鶴田「加害者である子どもが、何かしらの性暴力にさらされている可能性はあります。直接的な性被害に加え、親同士の性行為を故意にまたは偶然に見させられる、アダルトコンテンツを目にしてしまう、なども考えられます。子どもを過度な性的刺激にさらすことは子どもへの虐待にもなりえますので、大人は十分に注意する必要があります」

――子どもを“被害者”にも“加害者”にもしないために、家庭ではどのようなことに気をつければよいでしょうか。

鶴田さん「小さな頃から、家庭内で性について話せる土台を作っておくことが大事です。性の話・性教育というとおおげさに感じますが、社会のルールを子どもに教える延長線上に、性教育もあると考えて、『自分の心と体はとても大切なものだよ』とまず話すことからおすすめします」

◆大切な子どもへの性教育、どんな順番で話せばいい?

――子どもに性の話をするのは、なかなかハードルが高いです。

鶴田さん「一度にすべてを教える必要はなく、年齢にあわせて、段階を踏んで話をしていくことが大切です。

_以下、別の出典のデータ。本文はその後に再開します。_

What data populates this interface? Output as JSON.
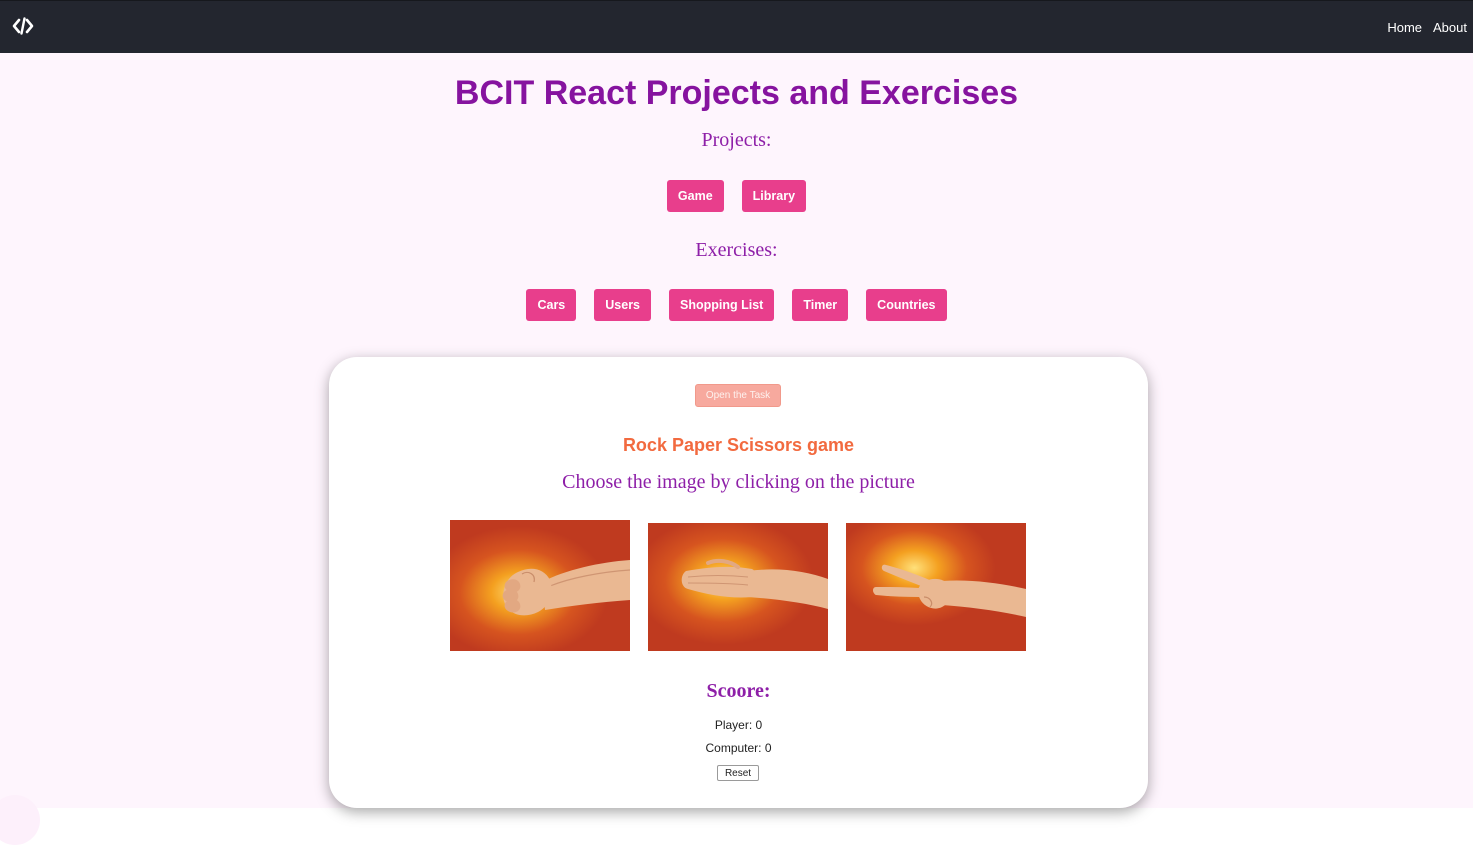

未就学児から小学校低学年の子どもには、まずは『プライベートパーツ』の話をしましょう。プライベートパーツは口・胸・性器・おしりを指します。『プライベートパーツは自分の命を守る大切な場所だから、人に見せたり触らせたりしてはいけないよ』と、大切さや扱い方を教えてあげてください。そのうえで、もしも誰かに『悪いタッチ』をされたら大人に言ってほしい、と伝えておくことは、子どもが自分の身を守ることにもつながります」

――小学校中学年になったら、どのようにすればよいでしょうか。

鶴田「女の子に生理がきて妊娠が可能な年齢になる前には、妊娠に関する知識を正しく知っている必要があります。男の子も同様です。妊娠の知識がないと、子ども自身が万一妊娠した時にその事実に気づくことができず、中絶ができない期間になってしまう……という事態も起こりえます。

ただし、中絶や病気などのリスクばかりを強調してしまうと子どもが不安を感じてしまいます。性行為そのものを『悪いこと』だと認識しないように、性行為は本来、生命や愛情を育むとてもすばらしい行為だということも同時に伝えてあげてください」

◆もしも自分の子どもが性被害にあってしまったら

――万一、子どもが性被害にあった場合、親としてどのように対応すればよいでしょうか。

鶴田「被害にあってしまったお子さんへの接し方で大事なのは『探ること』ではなく『受け止めること』です。もしも子どもが少しでも被害について口にしてくれたら、『話してくれてありがとう』と伝えてあげてください。どれほど動揺したとしても『あなたは悪くないよ、悪いのは相手だよ』ということをまずは伝えます。そのうえで子どもが安心して過ごせる環境を作ってあげてください。

性被害は、暴力です。性的な被害があったとわかった時点で園や学校の前に、まずは警察や児童相談所へ相談をしてください。このような機関には、子どもの性的被害を聴取できる専門家がいます。専門家がいつ・どこで・なにをされたのか正しく聞いてくれます。

何があったのかわかることは、その後の子どもをどうケアしていくかを考える手立てになりますし、加害者の保護者となんらかの話し合いをする時にも重要になります」

小さな子どもである被害者が声をあげにくいからこそ、見過ごされがちな子ども同士の性被害の実態。子どもを被害者にも加害者にもしないため、“今できること”を考えてみてはいかがでしょうか。

【鶴田信子】

公認心理師・臨床心理士。スクールカウンセラーやメンタルクリニック、企業、弁護士のメンタルヘルス支援など幅広く臨床に携わってきた一方、犯罪被害者を支援する民間団体で被害者支援、トラウマや死別のケア、PTSDのトラウマ焦点化認知行動療法を専門としている。